The HPGENSELECT Procedure

Response Distributions

The response distribution is the probability distribution of the response (target) variable. The HPGENSELECT procedure can fit data for the following distributions:

  • binary distribution

  • binomial distribution

  • gamma distribution

  • inverse Gaussian distribution

  • multinomial distribution (ordinal and nominal)

  • negative binomial distribution

  • normal (Gaussian) distribution

  • Poisson distribution

  • Tweedie distribution

  • zero-inflated negative binomial distribution

  • zero-inflated Poisson distribution

Expressions for the probability distributions (probability density functions for continuous variables or probability mass functions for discrete variables) are shown in the section Response Probability Distribution Functions. The expressions for the log-likelihood functions of these distributions are given in the section Log-Likelihood Functions.
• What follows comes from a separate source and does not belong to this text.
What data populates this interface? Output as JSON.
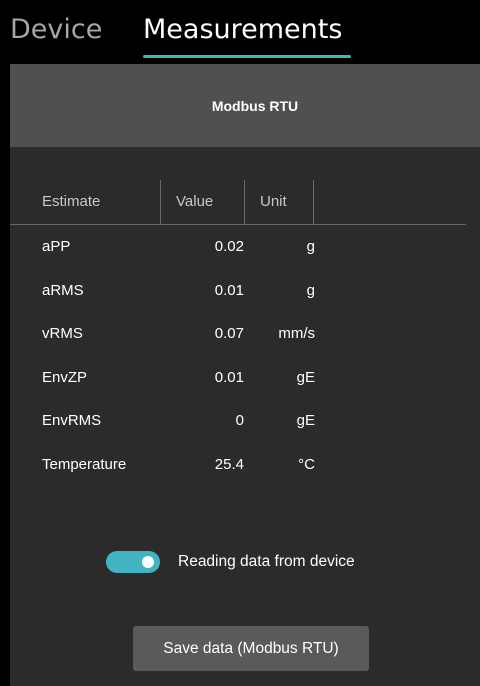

The binary (or Bernoulli) distribution is the elementary distribution of a discrete random variable that can take on two values that have probabilities p and $1-p$. Suppose the random variable is denoted Y and

\begin{align*}  \mr{Pr}(Y=1) & = p \\ \mr{Pr}(Y=0) & = 1-p \end{align*}

The value that is associated with probability p is often termed the event or "success"; the complementary event is termed the non-event or "failure." A Bernoulli experiment is a random draw from a binary distribution and generates events with probability p.

If $Y_1, \cdots , Y_ n$ are n independent Bernoulli random variables, then their sum follows a binomial distribution. In other words, if $Y_ i = 1$ denotes an event (success) in the ith Bernoulli trial, a binomial random variable is the number of events (successes) in n independent Bernoulli trials. If you use the events/trials syntax in the MODEL statement and you specify the DISTRIBUTION=BINOMIAL option, the HPGENSELECT procedure fits the model as if the data had arisen from a binomial distribution. For example, the following statements fit a binomial regression model that has regressors x1 and x2. The variables e and t represent the events and trials, respectively, for the binomial distribution:

proc hpgenselect;
   model e/t = x1 x2 / distribution=Binomial;
run;

If the events/trials syntax is used, then both variables must be numeric and the value of the events variable cannot be less than 0 or exceed the value of the trials variable. A "Response Profile" table is not produced for binomial data, because the response variable is not subject to levelization.

The multinomial distribution is a generalization of the binary distribution and allows for more than two outcome categories. Because there are more than two possible outcomes for the multinomial distribution, the terminology of "successes," "failures," "events," and "non-events" no longer applies. For multinomial data, these outcomes are generically referred to as "categories" or levels.

Whenever the HPGENSELECT procedure determines that the response variable is listed in a CLASS statement and has more than two levels (unless the events/trials syntax is used), the procedure fits the model as if the data had arisen from a multinomial distribution. By default, it is then assumed that the response categories are ordered and a cumulative link model is fit by applying the default or specified link function. If the response categories are unordered, then you should fit a generalized logit model by choosing LINK=GLOGIT in the MODEL statement.

If the response variable is not listed in a CLASS statement and a response distribution is not specified in a DISTRIBUTION= option, then a normal distribution that uses the default or specified link function is assumed.